As declarações do cineasta foram seguidas de um duelo afiado entre os representantes do Programa Nacional de DST/Aids e da Bristol-Myers Squibb. Cristina Almeida disse que o licenciamento compulsório é um dos pilares da sustentação do programa. A assessora questionou os critérios usados para conceder a patente durante 20 anos para uma empresa farmacêutica. “As patentes impedem que o governo fortaleça a produção nacional e dificulta a informação e o acesso à tecnologia. O licenciamento compulsório é uma arma poderosa para a negociação com a indústria,” declarou. Almeida ainda ressaltou que, com o licenciamento compulsório, o governo conseguiu reduzir em 75% os preços dos medicamentos, sinal de que havia uma “gordura” na margem de lucro das empresas. “Das 500 empresas mais ricas do mundo, as dez primeiras são da indústria farmacêutica,” acrescentou a assessora técnica do PN-DST/Aids. Em relação ao argumento da indústria que a quebra de patentes desestimula o investimento em novas pesquisas, Almeida disse que as empresas farmacêuticas gastam mais dinheiro em propaganda e ações de marketing e convencimento de profissionais da área de saúde do que em pesquisa científica.

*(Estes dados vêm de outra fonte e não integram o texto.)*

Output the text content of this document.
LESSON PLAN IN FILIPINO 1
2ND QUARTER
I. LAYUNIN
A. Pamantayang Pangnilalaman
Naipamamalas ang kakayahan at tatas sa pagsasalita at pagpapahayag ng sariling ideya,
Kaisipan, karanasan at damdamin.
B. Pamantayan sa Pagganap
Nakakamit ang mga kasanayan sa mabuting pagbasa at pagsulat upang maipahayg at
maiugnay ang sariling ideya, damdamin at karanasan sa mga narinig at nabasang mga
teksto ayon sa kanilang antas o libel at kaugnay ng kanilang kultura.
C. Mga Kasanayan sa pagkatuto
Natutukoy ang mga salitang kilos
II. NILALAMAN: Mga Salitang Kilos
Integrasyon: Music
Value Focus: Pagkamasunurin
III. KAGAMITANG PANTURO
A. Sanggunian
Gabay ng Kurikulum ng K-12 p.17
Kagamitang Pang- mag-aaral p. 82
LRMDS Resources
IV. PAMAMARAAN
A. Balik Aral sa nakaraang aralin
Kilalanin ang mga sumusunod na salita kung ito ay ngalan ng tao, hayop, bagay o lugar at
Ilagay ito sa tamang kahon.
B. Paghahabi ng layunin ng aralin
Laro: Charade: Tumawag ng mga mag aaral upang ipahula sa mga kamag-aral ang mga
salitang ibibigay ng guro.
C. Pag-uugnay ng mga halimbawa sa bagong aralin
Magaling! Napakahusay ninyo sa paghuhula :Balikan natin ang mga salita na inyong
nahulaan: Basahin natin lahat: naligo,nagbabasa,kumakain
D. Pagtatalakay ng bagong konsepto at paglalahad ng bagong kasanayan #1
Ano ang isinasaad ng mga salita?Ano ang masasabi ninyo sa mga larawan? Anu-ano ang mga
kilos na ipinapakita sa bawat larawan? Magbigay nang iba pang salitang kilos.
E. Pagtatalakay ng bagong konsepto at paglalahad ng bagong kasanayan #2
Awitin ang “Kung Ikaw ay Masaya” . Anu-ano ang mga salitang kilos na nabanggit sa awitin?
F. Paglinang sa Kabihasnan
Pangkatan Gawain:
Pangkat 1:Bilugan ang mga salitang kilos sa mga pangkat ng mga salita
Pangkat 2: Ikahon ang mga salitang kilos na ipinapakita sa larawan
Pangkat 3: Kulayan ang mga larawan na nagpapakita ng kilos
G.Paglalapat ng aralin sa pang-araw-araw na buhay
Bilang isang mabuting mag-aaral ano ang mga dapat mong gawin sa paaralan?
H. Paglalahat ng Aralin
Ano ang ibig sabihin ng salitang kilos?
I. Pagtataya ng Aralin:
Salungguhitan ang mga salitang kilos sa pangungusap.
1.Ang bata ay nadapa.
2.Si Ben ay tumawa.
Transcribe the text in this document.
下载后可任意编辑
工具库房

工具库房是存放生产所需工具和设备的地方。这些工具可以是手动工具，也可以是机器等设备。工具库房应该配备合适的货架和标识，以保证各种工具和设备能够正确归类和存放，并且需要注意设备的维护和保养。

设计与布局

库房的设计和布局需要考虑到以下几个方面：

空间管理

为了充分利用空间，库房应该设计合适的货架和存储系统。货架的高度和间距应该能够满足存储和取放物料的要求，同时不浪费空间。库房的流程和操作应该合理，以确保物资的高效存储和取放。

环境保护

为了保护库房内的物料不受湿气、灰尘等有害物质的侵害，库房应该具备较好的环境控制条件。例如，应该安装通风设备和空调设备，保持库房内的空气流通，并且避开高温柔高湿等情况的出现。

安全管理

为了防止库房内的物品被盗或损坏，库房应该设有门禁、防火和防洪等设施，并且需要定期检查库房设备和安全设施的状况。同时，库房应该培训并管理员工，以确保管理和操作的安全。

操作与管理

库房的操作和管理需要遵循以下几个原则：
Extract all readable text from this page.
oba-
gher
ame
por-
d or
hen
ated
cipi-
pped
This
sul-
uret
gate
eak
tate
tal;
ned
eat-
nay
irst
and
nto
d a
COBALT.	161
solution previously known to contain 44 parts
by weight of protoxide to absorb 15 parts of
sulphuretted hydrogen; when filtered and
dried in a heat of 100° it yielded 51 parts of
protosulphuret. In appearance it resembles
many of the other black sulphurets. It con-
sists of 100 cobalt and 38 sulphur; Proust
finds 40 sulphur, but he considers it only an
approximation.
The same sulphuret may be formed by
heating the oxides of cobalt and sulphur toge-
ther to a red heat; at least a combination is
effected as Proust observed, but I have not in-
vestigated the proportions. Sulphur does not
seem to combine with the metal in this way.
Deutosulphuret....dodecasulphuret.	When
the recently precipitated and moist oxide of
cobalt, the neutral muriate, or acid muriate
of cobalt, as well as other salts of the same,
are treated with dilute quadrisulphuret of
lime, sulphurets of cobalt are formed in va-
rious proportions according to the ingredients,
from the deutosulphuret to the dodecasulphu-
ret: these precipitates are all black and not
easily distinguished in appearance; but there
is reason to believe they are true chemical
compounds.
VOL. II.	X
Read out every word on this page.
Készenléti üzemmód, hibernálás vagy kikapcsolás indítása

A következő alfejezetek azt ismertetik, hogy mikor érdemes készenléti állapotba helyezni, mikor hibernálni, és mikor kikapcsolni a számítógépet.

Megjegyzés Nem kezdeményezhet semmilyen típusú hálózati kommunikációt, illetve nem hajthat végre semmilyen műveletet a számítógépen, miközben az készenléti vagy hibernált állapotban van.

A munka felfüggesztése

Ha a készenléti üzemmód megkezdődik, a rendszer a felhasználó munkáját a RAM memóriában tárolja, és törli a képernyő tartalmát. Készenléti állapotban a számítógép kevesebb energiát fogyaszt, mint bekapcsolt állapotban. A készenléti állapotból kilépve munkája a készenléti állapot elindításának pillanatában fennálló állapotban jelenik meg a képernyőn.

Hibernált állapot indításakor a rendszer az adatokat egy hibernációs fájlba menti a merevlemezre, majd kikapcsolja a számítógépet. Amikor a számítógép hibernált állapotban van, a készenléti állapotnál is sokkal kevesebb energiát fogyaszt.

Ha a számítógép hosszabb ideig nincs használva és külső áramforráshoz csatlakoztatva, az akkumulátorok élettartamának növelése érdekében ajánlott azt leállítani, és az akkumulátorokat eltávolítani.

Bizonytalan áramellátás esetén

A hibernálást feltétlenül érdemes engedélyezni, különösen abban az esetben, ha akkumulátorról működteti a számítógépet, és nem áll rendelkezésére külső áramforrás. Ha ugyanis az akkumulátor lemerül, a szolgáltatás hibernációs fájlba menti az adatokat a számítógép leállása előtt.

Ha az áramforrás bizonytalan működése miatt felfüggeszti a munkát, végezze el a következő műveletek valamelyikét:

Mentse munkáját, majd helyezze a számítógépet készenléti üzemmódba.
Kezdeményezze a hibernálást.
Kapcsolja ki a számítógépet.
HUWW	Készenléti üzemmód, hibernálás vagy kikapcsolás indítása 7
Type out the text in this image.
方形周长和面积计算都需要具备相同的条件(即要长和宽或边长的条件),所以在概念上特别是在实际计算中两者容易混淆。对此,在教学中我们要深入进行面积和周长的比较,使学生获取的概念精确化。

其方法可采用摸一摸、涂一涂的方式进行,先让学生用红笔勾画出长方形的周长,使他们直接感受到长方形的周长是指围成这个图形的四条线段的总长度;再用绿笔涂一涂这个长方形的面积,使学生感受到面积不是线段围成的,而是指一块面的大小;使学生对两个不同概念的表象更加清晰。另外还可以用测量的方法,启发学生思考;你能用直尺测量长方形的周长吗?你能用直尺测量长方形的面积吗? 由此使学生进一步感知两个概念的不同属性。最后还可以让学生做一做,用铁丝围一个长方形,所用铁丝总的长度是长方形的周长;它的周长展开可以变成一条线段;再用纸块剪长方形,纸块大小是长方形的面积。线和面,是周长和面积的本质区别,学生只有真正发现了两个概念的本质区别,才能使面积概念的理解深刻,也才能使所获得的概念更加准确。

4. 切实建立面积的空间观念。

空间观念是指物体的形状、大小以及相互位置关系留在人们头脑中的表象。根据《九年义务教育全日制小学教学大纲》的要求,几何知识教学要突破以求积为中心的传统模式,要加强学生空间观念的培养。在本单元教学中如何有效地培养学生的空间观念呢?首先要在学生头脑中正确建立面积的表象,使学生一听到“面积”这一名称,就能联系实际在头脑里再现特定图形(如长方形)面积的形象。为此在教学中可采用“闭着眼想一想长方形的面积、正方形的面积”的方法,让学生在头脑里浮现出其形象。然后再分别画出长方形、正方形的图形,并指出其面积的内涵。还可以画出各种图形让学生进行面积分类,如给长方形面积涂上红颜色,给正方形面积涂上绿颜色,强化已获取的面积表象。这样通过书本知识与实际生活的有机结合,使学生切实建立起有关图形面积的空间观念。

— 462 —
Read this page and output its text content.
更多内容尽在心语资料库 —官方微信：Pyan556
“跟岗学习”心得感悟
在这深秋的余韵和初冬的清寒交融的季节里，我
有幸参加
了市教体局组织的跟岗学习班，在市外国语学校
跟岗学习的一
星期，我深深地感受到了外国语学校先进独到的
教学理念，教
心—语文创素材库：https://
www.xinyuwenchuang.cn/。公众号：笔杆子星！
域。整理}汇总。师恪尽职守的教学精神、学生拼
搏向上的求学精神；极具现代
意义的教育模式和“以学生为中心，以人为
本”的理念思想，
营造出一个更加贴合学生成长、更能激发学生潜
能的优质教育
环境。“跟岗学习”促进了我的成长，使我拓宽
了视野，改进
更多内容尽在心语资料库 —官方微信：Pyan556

O executivo da Bristol-Myers Squibb Antonio Carlos Salles respondeu às críticas de Cristina Almeida dizendo que o governo não cumpre sua função de Estado por não produzir medicamentos contra males mais simples que acometem a população tais como a disenteria, a malária e o tifo. Salles ressaltou ainda que a verba do governo destinada à publicidade é 38% superior àquela destinada para a compra de medicamentos. Para Salles, o governo deveria ampliar o orçamento da Saúde para resolver o problema de acesso aos medicamentos. “Se comparado aos países do primeiro mundo, os preços dos anti-retrovirais praticados no Brasil são absolutamente acessíveis,” afirmou.
Cristina Almeida frisou que, em nenhum momento, o governo quer tomar para si a fabricação pública dos medicamentos, mas sim garantir o acesso aos medicamentos, ao tratamento e aos serviços de saúde. “Não se pode comparar os preços do Brasil com os países do primeiro mundo. Temos que comparar com os países da América Latina e do Caribe e, nesse caso, foi constatado que o Brasil paga caro por esses remédios”, ressaltou.
O debate, em termos gerais, não trouxe nenhuma novidade para quem já acompanha o embate entre o governo e a indústria farmacêutica na questão do licenciamento compulsório, mas foi de extrema importância, assim como o filme, ao promover a ampliação da discussão sobre o acesso aos medicamentos para o público em geral, até então restrita à indústria, aos trabalhadores e organizações da sociedade civil ligados à área da saúde e à mídia especializada. Talvez, involuntariamente, a Sétima Arte poderá, com "O Jardineiro Fiel", impulsionar um grande número de espectadores a se interessar por um tema considerado, até então técnico, no momento em que o governo brasileiro trava uma queda de braço com o laboratório Abbott em torno da redução de preço do medicamento Kaletra, um dos usados no coquetel que combate o HIV.

PÚBLICO APLAUDE E SE EMOCIONA COM O FILME

"Achei iimportante fazer um filme sobre o tema. Pensei qe fosse um documentário, mas é uma história para poder discutir o tema Aids", reagiu Julia Pucci, estudante que participou da exibição de "O Jardineiro Fiel" e acompanhou o debate. Outra estudante, Irene Bittar considerou o filme "muito polêmico e um grande romance". Rosa Maria, moradora do bairro onde fica a Sala Uol, Pinheiros, em São Paulo considerou o assunto "pertinente". O jornalista Carlos Lima, além de achar o trabalho de Meirelles "polêmico", disse que "gostou muito da fotografia".